Изменить размер шрифта - +
Ладно… пошли. Тут есть приличный ресторан? Только, Бога ради, не хватайся за меня, а то я сойду с ума.

    Итало-француженка Жасмин знала, чего хотела. Уже через десять минут она втащила Леона в холл какого-то старинного заведения. От деревянной стойки мгновенно отделился гардеробщик. Жасмин небрежно сбросила ему свое пальто, и Леон чуть не задохнулся, глядя на ее фигуру. Девушка вовсе не была полной, как ему показалось вначале: не-ет, но как же щедро одарила ее природа! Макрицкий скользнул глазами по ее высокой груди, обтянутым синей шерстью платья бедрам, задержался на чудном, невероятном изгибе ее икр и поспешил отвернуться, расстегивая пояс. Леон немного замешкался, снимая шинель: сабля сверкнула в ярком свете древних хрустальных люстр – появившийся метрдотель опасливо покосился на позолоченную гарду и почтительнейше ввел их в зал.

    Здесь царил интимный полумрак. На столиках мягко светились лампы с матерчатыми абажурами, под потолком плавала едва слышная легкая музыка. С первого же взгляда Леон понял, что Жасмин привела его в тихое, весьма респектабельное заведение, и мысленно поблагодарил ее за это. Наверное, сказал он себе, у этой красотки есть вкус. Больше всего ему не хотелось оказаться сейчас в каком-нибудь шумном дансинге. Леон осторожно поправил галстук – тот был увы, не совсем форменным: на вид полностью уставной, но, однако же, от младшего Воронина. И стоил он как три месячных оклада среднего европейского капитана.

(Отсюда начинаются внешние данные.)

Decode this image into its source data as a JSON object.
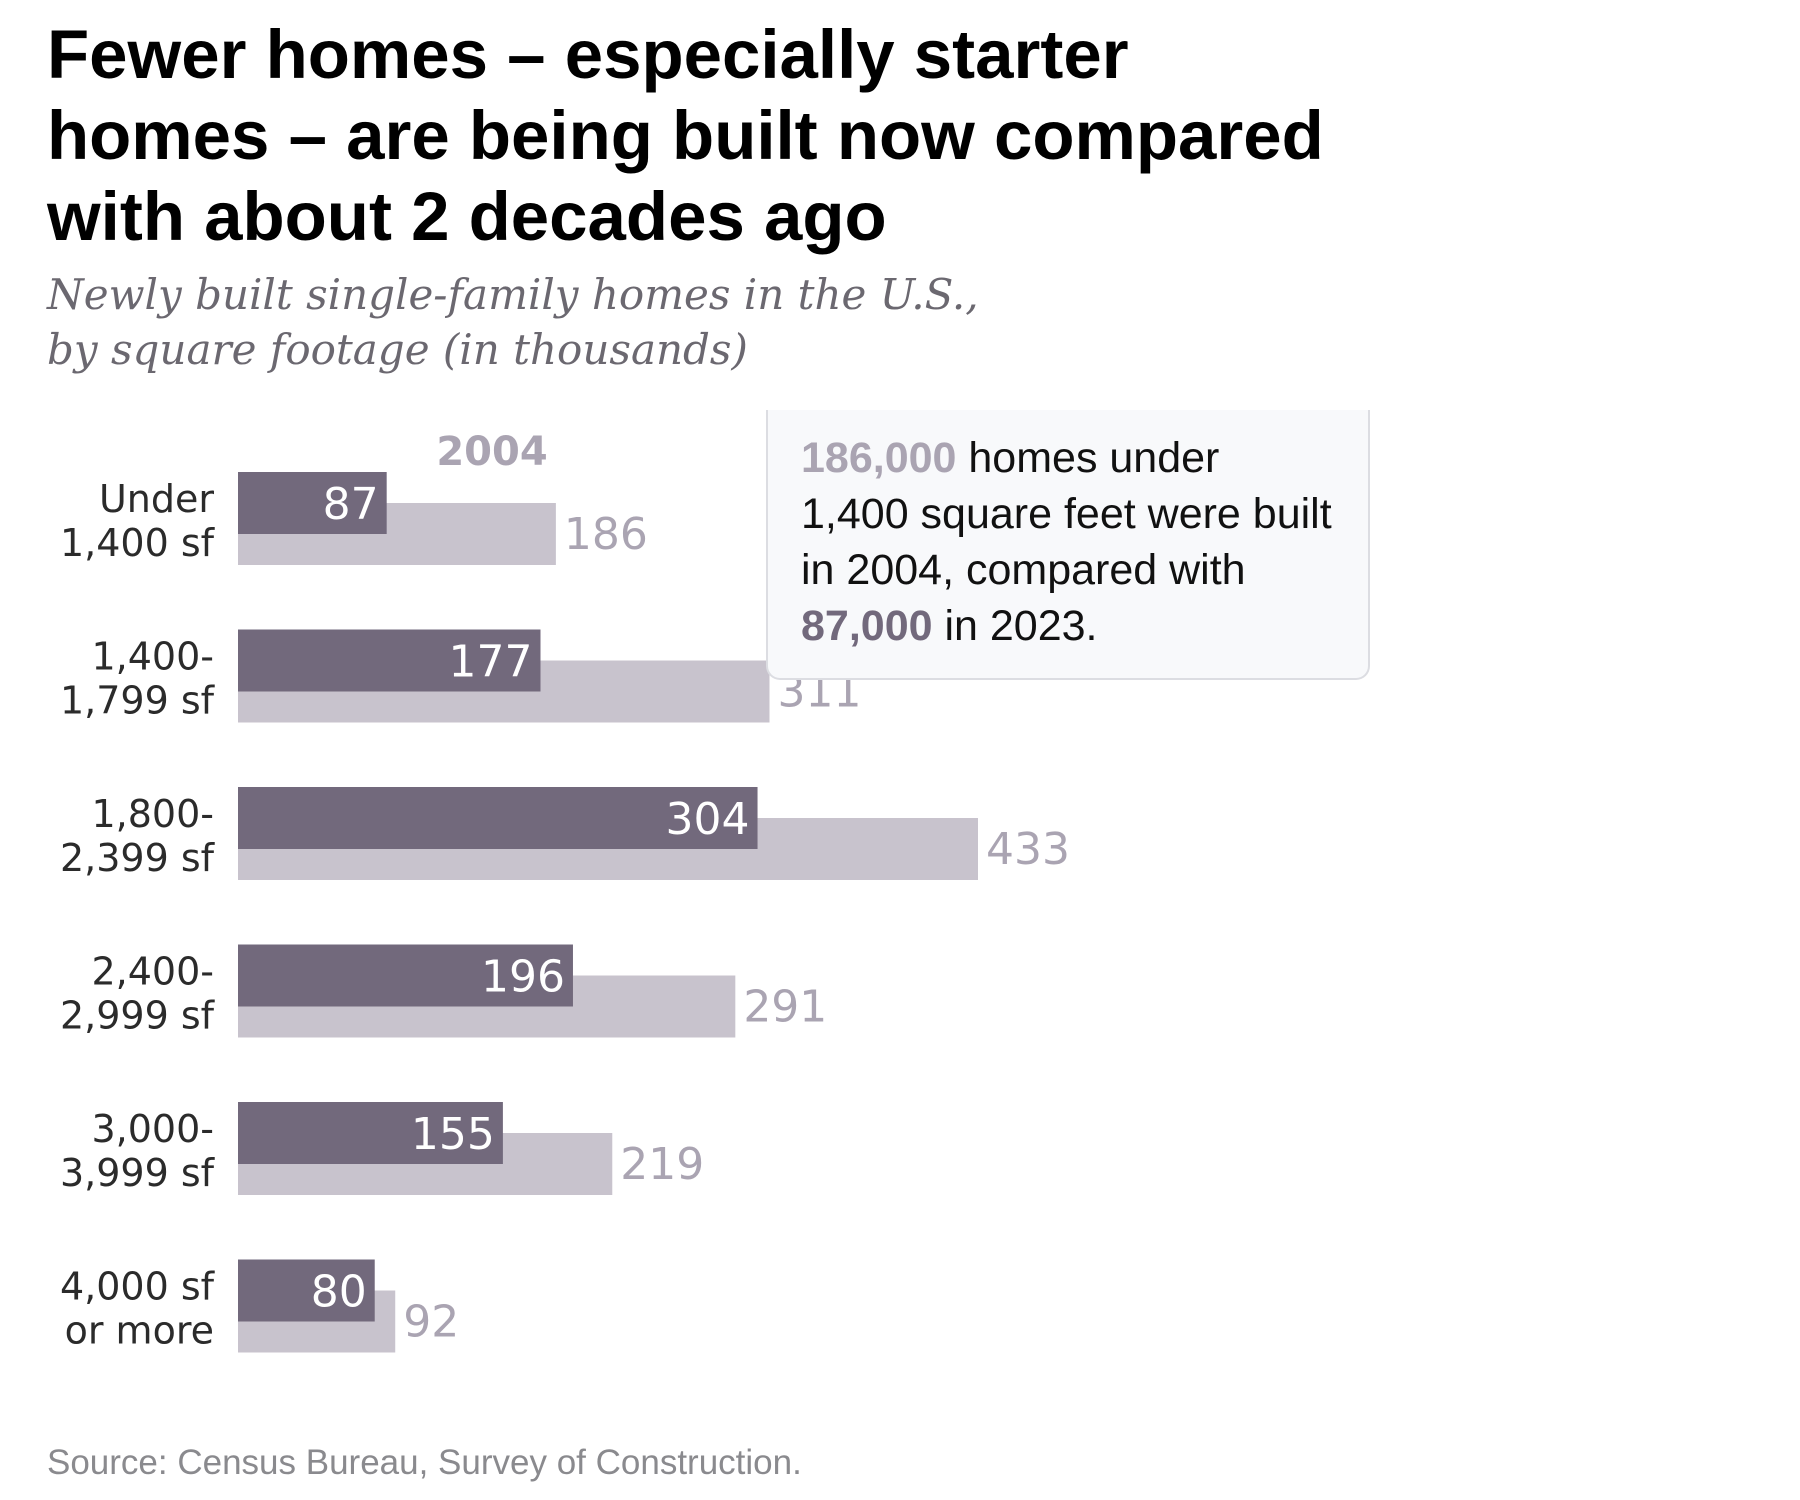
{
  "title": "Fewer homes – especially starter\nhomes – are being built now compared\nwith about 2 decades ago",
  "subtitle": "Newly built single-family homes in the U.S.,\nby square footage (in thousands)",
  "callout": {
    "value_2004": "186,000",
    "text_1": " homes under 1,400 square feet were built in 2004, compared with ",
    "value_2023": "87,000",
    "text_2": " in 2023."
  },
  "source": "Source: Census Bureau, Survey of Construction.",
  "colors": {
    "series_2023": "#72697c",
    "series_2004": "#c8c3cd",
    "label_2004": "#aaa4b2",
    "label_2023_text": "#ffffff"
  },
  "chart_data": {
    "type": "bar",
    "orientation": "horizontal",
    "categories": [
      [
        "Under",
        "1,400 sf"
      ],
      [
        "1,400-",
        "1,799 sf"
      ],
      [
        "1,800-",
        "2,399 sf"
      ],
      [
        "2,400-",
        "2,999 sf"
      ],
      [
        "3,000-",
        "3,999 sf"
      ],
      [
        "4,000 sf",
        "or more"
      ]
    ],
    "series": [
      {
        "name": "2004",
        "values": [
          186,
          311,
          433,
          291,
          219,
          92
        ]
      },
      {
        "name": "",
        "values": [
          87,
          177,
          304,
          196,
          155,
          80
        ]
      }
    ],
    "title": "",
    "xlabel": "",
    "ylabel": "",
    "xlim": [
      0,
      440
    ]
  }
}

    – Что ты будешь есть? – спросила Жасмин, откладывая меню.

    – Фруктовый салат с медом, – ответил он. – И коньяк.

    – Коньяку, я надеюсь, бутылку?

    Леон поднял на нее удивленные глаза.

    – Послушай, ты, часом, не служишь в этом кабаке зазывалой?

    – Я заплачу, – с неожиданной гордостью вскинулась девушка, – все-таки не каждый день я пью с настоящими героями.

    – Ну уж, нет, – Леон с трудом удержался от смеха, – офицер не может допустить, чтобы за него платили в ресторане. Тем более, когда речь идет о такой прелестной женщине.

    С каждой минутой она нравилась ему все больше и больше. Леон считал, что умеет разбираться в людях: в больших смеющихся глазах Жасмин ему чудилась какая-то искренность, прямодушие – качества, давно утерянные женщинами западной цивилизации. На родине Леона прямота и отсутствие дешевого кокетства весьма ценились в молодых девушках. Именно поэтому его соотечественники почти никогда не женились на чужачках. Славянский мир, не слишком тронутый феминизмом, славился своей патриархальностью и твердостью устоев.

    – Как тебе нравится Нью-Йорк? – спросила Жасмин, когда официант закончил расставлять на столе их заказ и удалился восвояси.

    – Нью-Йорк? А что здесь может нравиться? – удивился Леон.

    Девушка рассмеялась и решительно налила ему полную рюмку коньяка.

    – Будем пить так, как у вас принято, – объявила она, продолжая улыбаться, – или ты не умеешь?

    – Почему же, – усмехнулся в ответ Макрицкий, – обучен. Куда ж денешься? А вот где ты этому научилась? Была у нас?

    – Нет… я училась в Болонском университете. Там пьют так, что закачаешься.

    – Ну, я, допустим, не закачаюсь… за встречу.

    – Я не бывала у вас, – сказала Жасмин, изящно закусывая коньяк фруктами, – потому что боялась, что мне захочется остаться.